第16話 レリアの、2度目の逆恨み。そして 俯瞰視点(2)

「ああ、あれは嘘だ。我々の主――シリル様は、大層お怒りでな。あんな真似をしたお前達を、処分するよう命じられていたんだよ」

「「…………。…………」」


『どっ、どうなっているんだ!? おっ、おい!! ここは森の中じゃないか!!』、『治安局に連行するのではなかったんですの!? なんなんですのこれはっ!?』。

 その叫びに対する返事を聞いた、その瞬間。レリアとヤニクの身体から、一気に血の気が引いてしまいました。
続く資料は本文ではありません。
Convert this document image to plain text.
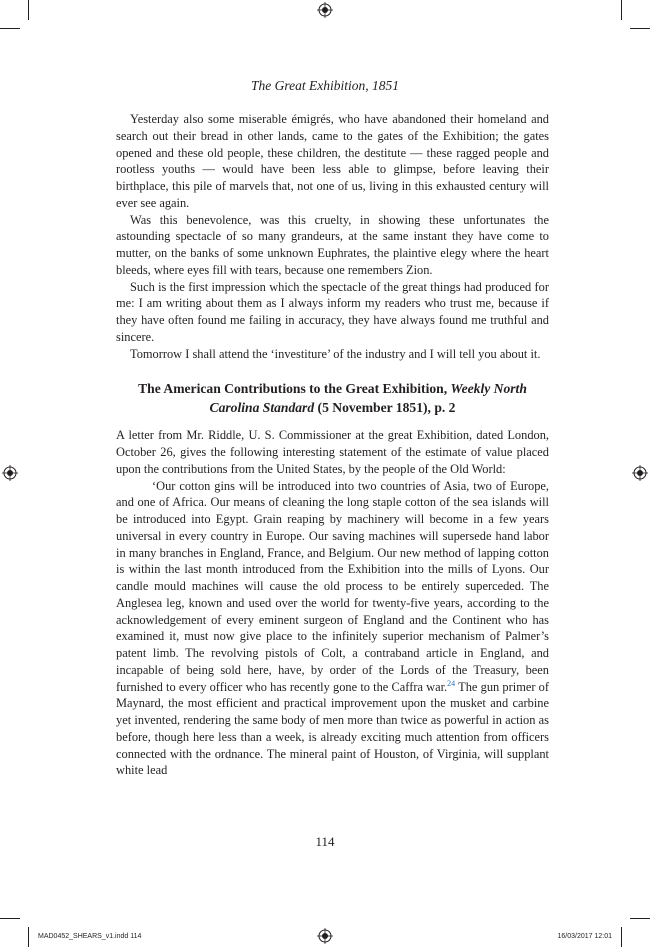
The Great Exhibition, 1851

Yesterday also some miserable émigrés, who have abandoned their homeland and search out their bread in other lands, came to the gates of the Exhibition; the gates opened and these old people, these children, the destitute — these ragged people and rootless youths — would have been less able to glimpse, before leaving their birthplace, this pile of marvels that, not one of us, living in this exhausted century will ever see again.

Was this benevolence, was this cruelty, in showing these unfortunates the astounding spectacle of so many grandeurs, at the same instant they have come to mutter, on the banks of some unknown Euphrates, the plaintive elegy where the heart bleeds, where eyes fill with tears, because one remembers Zion.

Such is the first impression which the spectacle of the great things had produced for me: I am writing about them as I always inform my readers who trust me, because if they have often found me failing in accuracy, they have always found me truthful and sincere.

Tomorrow I shall attend the ‘investiture’ of the industry and I will tell you about it.

The American Contributions to the Great Exhibition, Weekly North Carolina Standard (5 November 1851), p. 2

A letter from Mr. Riddle, U. S. Commissioner at the great Exhibition, dated London, October 26, gives the following interesting statement of the estimate of value placed upon the contributions from the United States, by the people of the Old World:

‘Our cotton gins will be introduced into two countries of Asia, two of Europe, and one of Africa. Our means of cleaning the long staple cotton of the sea islands will be introduced into Egypt. Grain reaping by machinery will become in a few years universal in every country in Europe. Our saving machines will supersede hand labor in many branches in England, France, and Belgium. Our new method of lapping cotton is within the last month introduced from the Exhibition into the mills of Lyons. Our candle mould machines will cause the old process to be entirely superceded. The Anglesea leg, known and used over the world for twenty-five years, according to the acknowledgement of every eminent surgeon of England and the Continent who has examined it, must now give place to the infinitely superior mechanism of Palmer’s patent limb. The revolving pistols of Colt, a contraband article in England, and incapable of being sold here, have, by order of the Lords of the Treasury, been furnished to every officer who has recently gone to the Caffra war.$^{24}$ The gun primer of Maynard, the most efficient and practical improvement upon the musket and carbine yet invented, rendering the same body of men more than twice as powerful in action as before, though here less than a week, is already exciting much attention from officers connected with the ordnance. The mineral paint of Houston, of Virginia, will supplant white lead

114
MAD0452_SHEARS_v1.indd 114	16/03/2017 12:01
「どうせ『顔に傷をつけられた上で、強制労働を三十数年』、って思ってたんだろう? まあそれは事実なんだが、シリル様にとってそれは生ぬるい。満足できるはずのない、納得できるはずのないモノ。そこで私刑を執行し、お前らの命をもらうことにしたんだよ」

「そっ、そんな……。そんな……っ。さっきは、そんな風に言っては――」

「あの時はお傍に、ベルティーユ様がいらっしゃった。あの御方はそういったやり方を好まれない方だから、シリル様は密かに指示を出されていたのさ」

「な……。な……っ。そっ、そんなことをすればっ! 大変なコトになってしまいますわよっ!」

「そっ、そうだっ! 私刑は認められておらんっ!! 治安局に悟られたらお前達まで罪に――」

「だから、悟られないようにしてるだろ? 実行するのは人気(ひとけ)のない森で、関係者を捕えても治安局に通報しなかった。アレは、このためのものなのさ」


 自分達が知らない間に、準備が整ってしまっていた――。そう知った2人の身体は更に冷たさを増し、たまらず後ずさります。

 ですが彼女たちの中には、


((絶対いや……! このまま死ぬのは嫌……‼))

((ここで死ねるものか……‼ ヤツらに一泡吹かせるまでは死ねん……‼))


 このような、強く見苦しい意志がありました。そこでどうにか隙を見つけて、この場から逃げ出そうとします。


(………………)

(………………)


 緊張と恐怖で弾けてしまいそうになる心臓を、必死で鎮めて。レリアとヤニクは、タイミングを見計らいます。


「急に黙ってどうしたんだ? もうあきらめたの――」 

(っっ! 今ですわっ‼)(っっ! 今だっっ‼)


 そうして2人は同時に地面を強く蹴り、完璧なタイミングで誰もいない方向へと走り出しました。